El endurecimiento del discurso de los populares asturianos, que siempre han participado en ese tipo de misiones, coincide con su ofensiva para captar un voto emigrante cada vez más decisivo en las elecciones que se celebran en Asturias.
Ovidio Sánchez, además de poner en duda los negocios que los empresarios puedan hacer en países como Cuba, advirtió en sus primeras críticas de que los países del próximo viaje institucional «ya han sido visitados anteriormente». Con esas palabras ponía también en tela de juicio que la presencia del presidente del Principado sea indispensable ahora para abrir nuevos mercados, uno de los argumentos manejados tanto desde el Ejecutivo asturiano como desde la Federación Asturiana de Empresarios (FADE). «Muchas empresas asturianas ya tienen presencia en esos países, no veo para qué necesitan al Gobierno asturiano en estos momentos; en cambio aquí tenemos 75.000 parados, hay otras prioridades», señaló Ovidio Sánchez, quien añadió un dato nuevo para cuestionar la misión a Cuba. «Este país debe 600 millones de euros a los empresarios españoles. No es, precisamente, un mercado emergente, y no creo que la presencia de Areces contribuya a pagar parte de esa deuda».

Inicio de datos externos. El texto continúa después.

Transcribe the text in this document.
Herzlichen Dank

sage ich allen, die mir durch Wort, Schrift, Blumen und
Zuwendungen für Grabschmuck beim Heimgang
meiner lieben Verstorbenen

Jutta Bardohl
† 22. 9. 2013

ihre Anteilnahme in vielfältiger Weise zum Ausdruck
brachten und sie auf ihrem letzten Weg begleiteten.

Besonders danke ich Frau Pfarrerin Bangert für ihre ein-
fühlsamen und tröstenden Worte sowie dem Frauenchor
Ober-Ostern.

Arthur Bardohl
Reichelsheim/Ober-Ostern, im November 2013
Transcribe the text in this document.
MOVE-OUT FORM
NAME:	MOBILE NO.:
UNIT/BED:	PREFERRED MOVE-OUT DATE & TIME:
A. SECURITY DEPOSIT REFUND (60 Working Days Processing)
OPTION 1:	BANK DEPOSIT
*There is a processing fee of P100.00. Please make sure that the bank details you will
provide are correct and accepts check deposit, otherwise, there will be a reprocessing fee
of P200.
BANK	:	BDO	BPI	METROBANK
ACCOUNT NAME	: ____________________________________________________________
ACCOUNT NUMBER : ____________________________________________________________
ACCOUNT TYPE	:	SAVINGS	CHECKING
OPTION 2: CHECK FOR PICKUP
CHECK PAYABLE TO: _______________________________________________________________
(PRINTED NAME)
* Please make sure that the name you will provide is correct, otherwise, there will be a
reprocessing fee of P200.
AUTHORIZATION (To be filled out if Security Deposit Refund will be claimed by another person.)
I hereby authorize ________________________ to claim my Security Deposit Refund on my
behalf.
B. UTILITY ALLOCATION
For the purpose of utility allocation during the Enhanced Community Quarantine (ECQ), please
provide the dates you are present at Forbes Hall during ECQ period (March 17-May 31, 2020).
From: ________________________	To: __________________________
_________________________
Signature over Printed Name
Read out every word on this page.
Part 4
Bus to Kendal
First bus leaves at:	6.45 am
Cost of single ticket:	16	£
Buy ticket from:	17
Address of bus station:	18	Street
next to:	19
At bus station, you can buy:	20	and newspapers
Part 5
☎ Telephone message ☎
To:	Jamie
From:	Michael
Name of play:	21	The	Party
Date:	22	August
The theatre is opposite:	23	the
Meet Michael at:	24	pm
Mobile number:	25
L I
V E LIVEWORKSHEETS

En fuentes del PP aseguran que pese a la reacción contra sus críticas al viaje a Cuba, destacados empresarios asturianos también juzgan innecesaria la presencia en el país caribeño y hasta la participación de los sindicatos en esos viajes. El presidente del Principado sostiene que «a esos viajes se va a trabajar, y mucho», y precisó que en el próximo periplo se ha incluido Cuba a petición de algunas empresas «que tienen unos problemas». La portavoz del gobierno asturiano, Ana Rosa Migoya, abundó en los objetivos empresariales: «En estos momentos está más justificado, si cabe, ayudar a las empresas a internacionalizar su actividad», dijo Migoya, quien resaltó que «Ovidio Sánchez ha perdido el norte, hasta la patronal le ha respondido en términos muy duros».
Aunque ninguno de los contendientes políticos saca el asunto a colación, lo cierto es que los viajes institucionales, además de suponer una embajada para las empresas asturianas, permiten siempre un acercamiento a la colonia de emigrantes, un caladero de voto cada vez más determinante. Sin ir más lejos, los votantes asturianos residentes en el extranjero ya rondan los 75.000, casi 5.000 más que hace un año, de los que 10.233 viven en México, 5.856 en Cuba, 1.484 en la República Dominicana y sólo 204 en Panamá, los cuatro países del próximo viaje institucional.
El PP perdió por goleada en el escrutinio del voto emigrante en las elecciones autonómicas y europeas, y se ha marcado como objetivo mejorar esa asignatura pendiente para aspirar a la victoria en 2011. Ovidio Sánchez acudirá en marzo al congreso de los populares en Argentina, país donde prepara un encuentro con la comunidad asturiana. Los populares ya criticaron durante la discusión de los Presupuestos regionales de 2010 el papel del Consejo de Comunidades Asturianas, que consideran controlado por el PSOE y uno de sus instrumentos para captar el voto de la emigración. Y ahora atacan con virulencia la escala en Cuba y el elevado coste de un viaje institucional, que cifran en un millón de euros, «en un contexto de crisis y recesión».